Malcolm Gladwell’s Outliers—A Peppy Story of Success
“Outliers: The Story of Success” is Malcolm Gladwell’s third consecutive best-selling nonfiction book, following “Tipping Point” (2000) and “Blink” (2005) published by Little, Brown and Company on November 18, 2008.
While “Tipping Point” focuses on the individual’s ability to effect change in society, “Outliers” deals with the cultural and societal forces that give rise to opportunistic individuals. In “Outliers,” Gladwell attempts to answer the question: What makes some people successful while others cannot seem to realize their full potential?"
The world today often considers people successful when they embody certain inherent traits and characteristics like diligence, self-sacrifice, intelligence and talent. However, Gladwell contends that the conditions and circumstances surrounding our lives are the more significant influential factors that determine our success, not our inner admirable ability or talent.
Gladwell cites chance opportunities such as birth during a certain time period and demographic luckiness to be overwhelming factors in determining a person’s success. He shares the stories of many outliers who have met their potential by harnessing the chance opportunities that have come their way.
To Gladwell, the stories of pop music band The Beatles and Microsoft founder Bill Gates, for example, are distinguished not by “their extraordinary talent but their extraordinary opportunities.” The Beatles became the Beatles, he suggests, because they happened to be invited, repeatedly, to Hamburg, Germany, where they had to perform many hours an evening for many nights — practice time that enabled them to hone their craft.

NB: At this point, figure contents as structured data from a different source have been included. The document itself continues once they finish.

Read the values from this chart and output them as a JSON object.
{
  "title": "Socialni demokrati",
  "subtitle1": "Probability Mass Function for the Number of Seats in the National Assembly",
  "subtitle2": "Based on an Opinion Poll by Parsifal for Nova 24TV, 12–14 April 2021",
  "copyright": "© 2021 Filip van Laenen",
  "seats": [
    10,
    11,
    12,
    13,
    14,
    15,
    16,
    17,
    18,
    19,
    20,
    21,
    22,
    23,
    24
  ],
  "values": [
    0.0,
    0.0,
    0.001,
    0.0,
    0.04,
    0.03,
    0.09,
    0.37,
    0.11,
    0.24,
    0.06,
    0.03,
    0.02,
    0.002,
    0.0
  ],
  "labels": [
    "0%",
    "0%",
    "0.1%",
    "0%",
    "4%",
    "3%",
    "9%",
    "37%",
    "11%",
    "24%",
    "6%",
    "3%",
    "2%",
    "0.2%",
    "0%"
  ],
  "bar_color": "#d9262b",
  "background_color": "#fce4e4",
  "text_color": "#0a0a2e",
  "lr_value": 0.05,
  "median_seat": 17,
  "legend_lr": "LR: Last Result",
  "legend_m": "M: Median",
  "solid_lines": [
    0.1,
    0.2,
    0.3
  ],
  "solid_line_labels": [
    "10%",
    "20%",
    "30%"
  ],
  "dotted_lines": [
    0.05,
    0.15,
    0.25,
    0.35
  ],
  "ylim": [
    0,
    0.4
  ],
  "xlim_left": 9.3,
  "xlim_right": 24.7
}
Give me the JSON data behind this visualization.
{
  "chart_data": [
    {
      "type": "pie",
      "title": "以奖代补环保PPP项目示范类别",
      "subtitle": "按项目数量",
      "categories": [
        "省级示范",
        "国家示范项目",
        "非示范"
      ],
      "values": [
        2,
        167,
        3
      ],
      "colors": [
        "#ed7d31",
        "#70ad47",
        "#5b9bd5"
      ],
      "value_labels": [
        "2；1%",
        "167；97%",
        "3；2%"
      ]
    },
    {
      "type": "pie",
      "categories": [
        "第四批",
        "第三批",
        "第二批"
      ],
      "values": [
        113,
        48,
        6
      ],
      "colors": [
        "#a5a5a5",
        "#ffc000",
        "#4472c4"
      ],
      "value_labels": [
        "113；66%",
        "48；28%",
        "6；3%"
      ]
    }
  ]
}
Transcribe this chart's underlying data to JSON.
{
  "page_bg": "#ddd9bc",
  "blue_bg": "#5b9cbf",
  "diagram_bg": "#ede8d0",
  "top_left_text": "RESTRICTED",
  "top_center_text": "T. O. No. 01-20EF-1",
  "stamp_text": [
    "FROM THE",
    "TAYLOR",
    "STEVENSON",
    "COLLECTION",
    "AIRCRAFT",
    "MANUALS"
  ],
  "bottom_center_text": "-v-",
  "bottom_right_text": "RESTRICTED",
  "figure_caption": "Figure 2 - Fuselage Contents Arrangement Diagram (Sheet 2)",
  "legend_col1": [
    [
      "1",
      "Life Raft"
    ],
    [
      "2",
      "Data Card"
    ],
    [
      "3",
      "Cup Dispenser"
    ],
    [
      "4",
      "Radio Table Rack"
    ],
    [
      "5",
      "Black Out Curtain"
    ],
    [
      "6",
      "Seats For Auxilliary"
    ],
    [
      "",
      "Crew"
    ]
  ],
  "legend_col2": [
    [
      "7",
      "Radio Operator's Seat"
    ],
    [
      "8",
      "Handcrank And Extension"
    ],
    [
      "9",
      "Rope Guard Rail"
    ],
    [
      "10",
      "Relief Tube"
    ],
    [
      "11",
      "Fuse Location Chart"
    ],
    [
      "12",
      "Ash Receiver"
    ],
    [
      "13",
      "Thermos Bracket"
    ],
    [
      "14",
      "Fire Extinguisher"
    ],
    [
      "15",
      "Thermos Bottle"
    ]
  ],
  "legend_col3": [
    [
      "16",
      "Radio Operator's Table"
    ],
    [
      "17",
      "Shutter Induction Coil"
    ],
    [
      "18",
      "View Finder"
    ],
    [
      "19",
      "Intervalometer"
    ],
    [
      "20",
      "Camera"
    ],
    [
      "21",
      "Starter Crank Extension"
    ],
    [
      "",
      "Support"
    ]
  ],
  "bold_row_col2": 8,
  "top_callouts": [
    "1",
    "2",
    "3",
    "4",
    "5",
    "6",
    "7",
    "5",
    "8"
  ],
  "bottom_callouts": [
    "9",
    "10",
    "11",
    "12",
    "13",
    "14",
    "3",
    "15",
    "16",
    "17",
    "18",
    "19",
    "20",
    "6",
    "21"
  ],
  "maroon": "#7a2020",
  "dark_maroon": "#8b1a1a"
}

Similarly, Gladwell suggests that Bill Gates became Bill Gates because he was lucky enough to attend a high school that “had access to a time-sharing terminal in 1968,” and because he had another series of opportunities to spend hours working on computer programming before dropping out of Harvard to start his own software company.
Both the Beatles and Bill Gates, Gladwell argues, exceeded or came close to what he calls “the 10,000-Hour Rule” — the number of hours of practice that a neurologist named Daniel Levitin says are likely required “to achieve the level of mastery associated with being a world-class expert — in anything.”
Also, says Gladwell, Gates had the good fortune to be born in 1955 — one of the optimum years to be born to take advantage of the personal computer age.
Some reviewers have, however, criticized Gladwell, arguing that while his claims throughout “Outliers” are firm, the logical reasoning behind these claims is faulty. Critics say that Gladwell does not discuss the methodology that informs his study, which leaves the reader questioning the validity of the case studies.
That said, Gladwell’s writing is accessible to the general public. His claims are persuasive enough to capture the reader while drawing him/her into the argument. As one review for The New York Times rightly says, "Outliers is peppy, brightly written and provocative in a buzzy sort of way."
The book, “Outliers,” is indeed thought-provoking. It will challenge you to think deeply about the nature of success in society, while also showing you that successes and failures can be explained in unexpected ways. Too often, we do not take those factors into consideration as much as we should.